Re: [manifest] Parsing origins, was Re: Review of Web Application Manifest Format and Management APIs

On May 26, 2012, at 7:23 PM, Adam Barth <w3c@adambarth.com> wrote:

> On Sat, May 26, 2012 at 10:26 AM, Anant Narayanan <anant@mozilla.com> wrote:
>> On 05/25/2012 11:11 PM, Adam Barth wrote:
>>> On Fri, May 25, 2012 at 7:39 AM, Marcos Caceres<w3c@marcosc.com>  wrote:
>>>> On Sunday, May 13, 2012 at 5:47 PM, Anant Narayanan wrote:
>>>>>>> installs_allowed_from: An array of origins that are allowed to trigger
>>>>>>> installation of this application. This field allows the developer to
>>>>>>> restrict installation of their application to specific sites.

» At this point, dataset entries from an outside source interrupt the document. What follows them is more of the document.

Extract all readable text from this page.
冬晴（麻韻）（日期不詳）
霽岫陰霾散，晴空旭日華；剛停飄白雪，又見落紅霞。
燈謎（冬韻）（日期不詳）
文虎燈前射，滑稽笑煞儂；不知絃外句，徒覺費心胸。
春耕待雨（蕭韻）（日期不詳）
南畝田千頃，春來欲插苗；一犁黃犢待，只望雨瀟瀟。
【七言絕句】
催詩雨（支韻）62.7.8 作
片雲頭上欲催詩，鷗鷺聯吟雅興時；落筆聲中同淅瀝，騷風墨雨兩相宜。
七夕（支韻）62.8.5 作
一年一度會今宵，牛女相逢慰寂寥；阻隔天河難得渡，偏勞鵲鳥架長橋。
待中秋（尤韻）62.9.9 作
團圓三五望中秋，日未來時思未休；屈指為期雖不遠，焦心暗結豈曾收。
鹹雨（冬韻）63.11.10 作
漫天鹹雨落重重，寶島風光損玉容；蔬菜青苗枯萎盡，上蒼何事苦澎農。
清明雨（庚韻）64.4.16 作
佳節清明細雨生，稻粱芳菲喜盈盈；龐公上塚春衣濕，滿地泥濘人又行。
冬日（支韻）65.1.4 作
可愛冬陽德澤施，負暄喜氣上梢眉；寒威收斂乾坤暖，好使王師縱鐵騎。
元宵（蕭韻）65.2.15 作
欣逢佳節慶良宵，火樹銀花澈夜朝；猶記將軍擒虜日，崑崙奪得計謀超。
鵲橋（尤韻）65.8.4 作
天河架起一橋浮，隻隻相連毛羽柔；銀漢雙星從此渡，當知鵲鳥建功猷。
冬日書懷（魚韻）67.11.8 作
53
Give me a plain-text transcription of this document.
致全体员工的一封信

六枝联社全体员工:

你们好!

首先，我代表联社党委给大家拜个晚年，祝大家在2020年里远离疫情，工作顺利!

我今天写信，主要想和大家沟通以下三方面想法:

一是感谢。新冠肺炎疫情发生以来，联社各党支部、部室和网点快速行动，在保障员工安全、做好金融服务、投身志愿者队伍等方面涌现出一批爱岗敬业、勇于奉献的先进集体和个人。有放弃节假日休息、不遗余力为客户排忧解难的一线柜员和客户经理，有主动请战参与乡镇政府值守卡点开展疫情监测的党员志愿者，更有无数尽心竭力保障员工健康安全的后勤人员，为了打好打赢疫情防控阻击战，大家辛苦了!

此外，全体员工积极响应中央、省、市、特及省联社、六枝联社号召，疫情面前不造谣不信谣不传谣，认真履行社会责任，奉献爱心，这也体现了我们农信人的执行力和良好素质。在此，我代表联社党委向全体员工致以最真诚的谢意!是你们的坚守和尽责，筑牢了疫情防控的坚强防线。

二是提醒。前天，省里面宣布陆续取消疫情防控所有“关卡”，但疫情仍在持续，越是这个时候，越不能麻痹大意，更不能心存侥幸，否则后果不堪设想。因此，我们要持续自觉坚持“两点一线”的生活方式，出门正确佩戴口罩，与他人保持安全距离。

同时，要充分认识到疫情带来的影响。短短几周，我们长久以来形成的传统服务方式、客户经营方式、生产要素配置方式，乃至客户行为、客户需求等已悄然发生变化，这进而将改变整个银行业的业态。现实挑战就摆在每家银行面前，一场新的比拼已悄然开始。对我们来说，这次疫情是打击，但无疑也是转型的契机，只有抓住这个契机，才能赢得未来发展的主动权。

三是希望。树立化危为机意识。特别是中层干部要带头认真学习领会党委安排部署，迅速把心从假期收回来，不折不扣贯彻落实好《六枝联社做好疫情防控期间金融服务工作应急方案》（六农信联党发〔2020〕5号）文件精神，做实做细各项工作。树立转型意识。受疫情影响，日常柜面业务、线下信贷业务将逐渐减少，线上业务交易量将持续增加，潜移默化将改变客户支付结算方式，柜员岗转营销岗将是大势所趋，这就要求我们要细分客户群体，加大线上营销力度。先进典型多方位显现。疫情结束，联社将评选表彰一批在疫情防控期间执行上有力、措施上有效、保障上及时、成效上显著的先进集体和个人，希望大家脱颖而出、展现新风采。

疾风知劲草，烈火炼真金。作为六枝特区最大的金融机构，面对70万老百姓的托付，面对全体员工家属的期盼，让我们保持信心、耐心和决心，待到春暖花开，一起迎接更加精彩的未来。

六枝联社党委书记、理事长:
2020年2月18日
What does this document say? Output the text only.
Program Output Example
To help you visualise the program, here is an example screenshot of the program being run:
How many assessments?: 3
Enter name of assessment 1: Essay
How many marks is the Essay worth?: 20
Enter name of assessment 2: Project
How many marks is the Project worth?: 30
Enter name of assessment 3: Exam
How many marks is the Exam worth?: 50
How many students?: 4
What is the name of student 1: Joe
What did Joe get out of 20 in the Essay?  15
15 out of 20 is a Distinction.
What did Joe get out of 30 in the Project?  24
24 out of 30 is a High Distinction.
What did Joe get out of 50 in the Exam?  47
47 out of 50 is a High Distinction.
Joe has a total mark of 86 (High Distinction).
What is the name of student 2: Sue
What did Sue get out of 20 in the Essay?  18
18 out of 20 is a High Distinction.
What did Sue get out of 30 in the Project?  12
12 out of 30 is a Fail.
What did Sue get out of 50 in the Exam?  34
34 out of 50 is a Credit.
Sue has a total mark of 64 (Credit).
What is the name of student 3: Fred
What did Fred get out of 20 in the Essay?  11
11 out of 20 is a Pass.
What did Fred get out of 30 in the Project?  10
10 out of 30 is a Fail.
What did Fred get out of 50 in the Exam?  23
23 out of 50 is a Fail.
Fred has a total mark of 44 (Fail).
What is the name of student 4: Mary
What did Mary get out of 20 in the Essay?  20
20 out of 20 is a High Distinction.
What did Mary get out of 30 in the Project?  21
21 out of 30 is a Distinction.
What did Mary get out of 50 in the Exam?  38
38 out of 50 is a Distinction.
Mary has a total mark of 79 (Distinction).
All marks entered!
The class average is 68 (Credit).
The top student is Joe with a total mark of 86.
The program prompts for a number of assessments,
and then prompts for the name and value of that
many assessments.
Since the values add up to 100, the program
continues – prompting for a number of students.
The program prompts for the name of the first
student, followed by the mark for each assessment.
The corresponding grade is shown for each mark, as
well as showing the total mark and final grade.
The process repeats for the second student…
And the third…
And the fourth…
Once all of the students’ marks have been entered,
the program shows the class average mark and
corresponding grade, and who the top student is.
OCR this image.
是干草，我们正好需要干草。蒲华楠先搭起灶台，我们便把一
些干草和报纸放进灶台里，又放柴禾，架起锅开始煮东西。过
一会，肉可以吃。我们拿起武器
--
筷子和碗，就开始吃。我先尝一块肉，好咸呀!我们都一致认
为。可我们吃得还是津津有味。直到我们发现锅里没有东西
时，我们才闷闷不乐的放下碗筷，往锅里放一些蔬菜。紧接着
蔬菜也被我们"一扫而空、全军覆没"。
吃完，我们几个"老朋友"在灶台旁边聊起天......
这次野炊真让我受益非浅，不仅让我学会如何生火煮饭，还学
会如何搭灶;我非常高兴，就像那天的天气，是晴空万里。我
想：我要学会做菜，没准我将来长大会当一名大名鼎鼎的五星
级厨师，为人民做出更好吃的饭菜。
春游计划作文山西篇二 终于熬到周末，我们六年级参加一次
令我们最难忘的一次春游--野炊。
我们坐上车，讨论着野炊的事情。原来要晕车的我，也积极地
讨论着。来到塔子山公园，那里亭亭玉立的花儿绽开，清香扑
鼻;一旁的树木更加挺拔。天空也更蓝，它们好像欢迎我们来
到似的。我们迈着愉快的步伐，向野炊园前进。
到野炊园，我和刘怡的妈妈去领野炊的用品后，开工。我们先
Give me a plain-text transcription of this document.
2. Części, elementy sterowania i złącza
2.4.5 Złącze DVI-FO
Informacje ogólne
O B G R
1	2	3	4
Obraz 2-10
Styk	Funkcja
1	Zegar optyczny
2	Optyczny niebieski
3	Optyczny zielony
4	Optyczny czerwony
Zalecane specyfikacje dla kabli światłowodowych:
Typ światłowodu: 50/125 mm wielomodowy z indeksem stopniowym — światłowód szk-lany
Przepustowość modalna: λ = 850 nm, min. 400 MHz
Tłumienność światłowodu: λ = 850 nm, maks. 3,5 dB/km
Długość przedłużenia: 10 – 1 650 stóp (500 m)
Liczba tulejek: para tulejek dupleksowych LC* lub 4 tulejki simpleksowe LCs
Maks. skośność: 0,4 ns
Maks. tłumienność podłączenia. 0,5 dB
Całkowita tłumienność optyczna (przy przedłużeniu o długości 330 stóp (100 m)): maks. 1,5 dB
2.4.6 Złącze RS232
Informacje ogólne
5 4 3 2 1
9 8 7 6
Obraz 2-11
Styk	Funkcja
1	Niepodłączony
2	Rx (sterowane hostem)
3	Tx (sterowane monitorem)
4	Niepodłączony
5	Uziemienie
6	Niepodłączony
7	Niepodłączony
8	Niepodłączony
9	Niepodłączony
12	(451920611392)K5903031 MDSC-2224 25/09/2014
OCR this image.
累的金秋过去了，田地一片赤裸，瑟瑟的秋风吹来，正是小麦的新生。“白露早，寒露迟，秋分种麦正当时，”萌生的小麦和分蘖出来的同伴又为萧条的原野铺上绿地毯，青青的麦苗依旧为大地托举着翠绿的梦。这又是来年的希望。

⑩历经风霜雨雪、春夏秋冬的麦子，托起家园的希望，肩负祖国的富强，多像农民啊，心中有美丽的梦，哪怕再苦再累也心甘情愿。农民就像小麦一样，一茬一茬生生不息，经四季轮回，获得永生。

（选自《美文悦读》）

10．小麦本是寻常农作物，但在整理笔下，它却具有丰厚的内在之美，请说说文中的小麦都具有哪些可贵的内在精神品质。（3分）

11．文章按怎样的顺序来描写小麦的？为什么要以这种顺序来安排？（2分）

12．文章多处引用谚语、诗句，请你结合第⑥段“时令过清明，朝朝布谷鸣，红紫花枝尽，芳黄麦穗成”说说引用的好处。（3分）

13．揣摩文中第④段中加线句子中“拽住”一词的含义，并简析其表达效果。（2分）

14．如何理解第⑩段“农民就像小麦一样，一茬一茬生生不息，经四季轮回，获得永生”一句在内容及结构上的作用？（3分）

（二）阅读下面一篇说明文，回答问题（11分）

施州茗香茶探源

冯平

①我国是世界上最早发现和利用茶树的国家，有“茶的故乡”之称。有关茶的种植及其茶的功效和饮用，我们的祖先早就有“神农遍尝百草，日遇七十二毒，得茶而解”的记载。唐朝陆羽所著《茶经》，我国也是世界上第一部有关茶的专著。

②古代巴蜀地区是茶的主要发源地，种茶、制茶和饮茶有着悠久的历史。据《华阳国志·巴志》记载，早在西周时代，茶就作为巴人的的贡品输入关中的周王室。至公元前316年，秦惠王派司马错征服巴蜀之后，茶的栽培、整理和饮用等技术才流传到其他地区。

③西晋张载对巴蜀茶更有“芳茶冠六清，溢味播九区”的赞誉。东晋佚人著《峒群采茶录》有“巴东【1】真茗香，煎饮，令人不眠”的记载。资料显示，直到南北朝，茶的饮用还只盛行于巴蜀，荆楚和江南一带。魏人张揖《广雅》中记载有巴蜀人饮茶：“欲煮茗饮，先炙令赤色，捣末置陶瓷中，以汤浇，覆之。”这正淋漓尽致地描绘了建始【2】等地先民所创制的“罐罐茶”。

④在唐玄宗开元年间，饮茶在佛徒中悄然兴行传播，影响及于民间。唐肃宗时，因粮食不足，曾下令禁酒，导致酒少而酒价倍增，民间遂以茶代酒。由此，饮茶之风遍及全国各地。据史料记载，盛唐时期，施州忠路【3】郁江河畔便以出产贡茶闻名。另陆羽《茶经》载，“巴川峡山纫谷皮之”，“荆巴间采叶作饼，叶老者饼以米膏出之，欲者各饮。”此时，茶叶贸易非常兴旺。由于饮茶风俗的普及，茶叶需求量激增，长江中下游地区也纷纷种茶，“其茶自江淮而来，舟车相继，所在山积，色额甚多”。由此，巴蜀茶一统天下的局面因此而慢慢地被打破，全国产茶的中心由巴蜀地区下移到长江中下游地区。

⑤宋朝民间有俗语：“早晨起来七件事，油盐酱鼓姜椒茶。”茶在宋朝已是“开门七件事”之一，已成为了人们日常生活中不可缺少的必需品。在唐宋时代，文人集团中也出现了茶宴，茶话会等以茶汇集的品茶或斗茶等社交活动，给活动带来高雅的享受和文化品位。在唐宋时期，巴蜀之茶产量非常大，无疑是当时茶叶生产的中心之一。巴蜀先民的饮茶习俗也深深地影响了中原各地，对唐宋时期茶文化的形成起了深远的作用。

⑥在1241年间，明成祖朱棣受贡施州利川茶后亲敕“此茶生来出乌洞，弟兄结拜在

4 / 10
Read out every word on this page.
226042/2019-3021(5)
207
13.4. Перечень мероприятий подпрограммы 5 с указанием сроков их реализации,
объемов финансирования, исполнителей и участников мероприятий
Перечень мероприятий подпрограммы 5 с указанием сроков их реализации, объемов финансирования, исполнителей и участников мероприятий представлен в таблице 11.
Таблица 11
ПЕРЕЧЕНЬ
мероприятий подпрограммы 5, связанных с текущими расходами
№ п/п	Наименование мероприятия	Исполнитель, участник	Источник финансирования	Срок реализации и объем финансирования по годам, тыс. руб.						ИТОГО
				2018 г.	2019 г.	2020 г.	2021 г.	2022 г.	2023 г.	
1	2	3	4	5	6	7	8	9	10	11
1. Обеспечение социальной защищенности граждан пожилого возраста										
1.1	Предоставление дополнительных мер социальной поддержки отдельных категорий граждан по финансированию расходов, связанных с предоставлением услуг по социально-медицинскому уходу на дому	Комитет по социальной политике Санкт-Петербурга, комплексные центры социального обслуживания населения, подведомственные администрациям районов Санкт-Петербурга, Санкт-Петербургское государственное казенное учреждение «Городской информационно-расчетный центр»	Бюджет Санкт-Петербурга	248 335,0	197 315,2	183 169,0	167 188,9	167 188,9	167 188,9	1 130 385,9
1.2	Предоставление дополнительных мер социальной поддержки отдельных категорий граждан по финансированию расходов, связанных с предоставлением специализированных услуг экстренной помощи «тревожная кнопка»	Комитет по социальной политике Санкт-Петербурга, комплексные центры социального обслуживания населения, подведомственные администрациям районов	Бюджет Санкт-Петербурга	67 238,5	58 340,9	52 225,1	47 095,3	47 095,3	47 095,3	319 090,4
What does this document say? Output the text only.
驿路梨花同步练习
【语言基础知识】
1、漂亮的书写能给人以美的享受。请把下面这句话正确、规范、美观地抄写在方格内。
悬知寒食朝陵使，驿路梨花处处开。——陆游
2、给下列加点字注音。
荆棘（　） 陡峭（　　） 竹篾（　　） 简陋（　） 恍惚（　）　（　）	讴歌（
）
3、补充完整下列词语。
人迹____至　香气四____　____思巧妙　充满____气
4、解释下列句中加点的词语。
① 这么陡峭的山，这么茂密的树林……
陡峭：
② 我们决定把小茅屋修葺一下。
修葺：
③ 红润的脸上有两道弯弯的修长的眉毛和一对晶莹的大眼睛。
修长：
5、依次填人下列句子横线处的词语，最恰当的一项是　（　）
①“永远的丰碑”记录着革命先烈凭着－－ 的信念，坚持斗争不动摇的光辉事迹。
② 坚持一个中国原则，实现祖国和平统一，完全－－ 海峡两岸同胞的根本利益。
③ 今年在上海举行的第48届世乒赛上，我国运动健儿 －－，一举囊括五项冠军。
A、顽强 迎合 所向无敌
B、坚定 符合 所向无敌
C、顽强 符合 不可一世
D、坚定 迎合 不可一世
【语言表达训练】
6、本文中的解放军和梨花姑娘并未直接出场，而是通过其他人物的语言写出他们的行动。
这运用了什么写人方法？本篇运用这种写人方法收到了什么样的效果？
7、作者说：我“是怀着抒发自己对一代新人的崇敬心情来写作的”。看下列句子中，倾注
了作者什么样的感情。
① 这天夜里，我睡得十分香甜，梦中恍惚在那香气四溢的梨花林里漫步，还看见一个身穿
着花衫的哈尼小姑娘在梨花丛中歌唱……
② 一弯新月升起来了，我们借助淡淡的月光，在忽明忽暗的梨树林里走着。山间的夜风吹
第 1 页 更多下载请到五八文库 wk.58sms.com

If the value
>>>>>>> is omitted, installs are allowed from any site.
>>>>>> 
>>>>>> How are origins parsed?
>>>>> 
>>>>> I'm not sure what the question means, but origins are essentially a
>>>>> combination of [protocol]://[hostname]:[port]. Whenever an install is
>>>>> triggered, the UA must check if the origin of the page triggering the
>>>>> install is present in this array. * is a valid value for
>>>>> installs_allowed_from, in which case the UA may skip this check.
>>>> 
>>>> By parsing I mean which ones win, which ones get discarded, what happens
>>>> to invalid ones, are they resolved already, etc. in the following:
>>>> 
>>>> installs_allowed_from: [ "   http://foo/ ", "bar://", 22,
>>>> "https://foo/bar/#*", "http://foo:80/", "wee!!!", "http://baz/hello there!",
>>>> "http://baz/hello%20there!"]
>>>> 
>>>> And so on. So, all the error handling stuff. Or is a single error fatal?
>>> 
>>> I seem to have missed the context for this thread, but typically
>>> origins are not parsed.  They're compared character-by-character to
>>> see if they're identical.  If you have a URL, you can find its origin
>>> and then serialize it to ASCII or Unicode if you want to compare it
>>> with another origin.
>> 
>> Ah we could certainly do this, but in our current implementation a single
>> error is fatal. I do like the idea of not making sure that the origins are
>> valid, especially for installs_allowed_from.
> 
> As a point of reference, here's what CORS does:
> 
> ---8<---
> If the value of Access-Control-Allow-Origin is not a case-sensitive
> match for the value of the Origin header as defined by its
> specification, return fail and terminate this algorithm.
> --->8---
> 
> http://www.w3.org/TR/cors/#resource-sharing-check-0
> 
> I would encourage you not to allow sloppiness in origins.  That's just
> asking for security problems.
> 

I agree, but at a minimum, define how to deal with white space and escaped character sequences.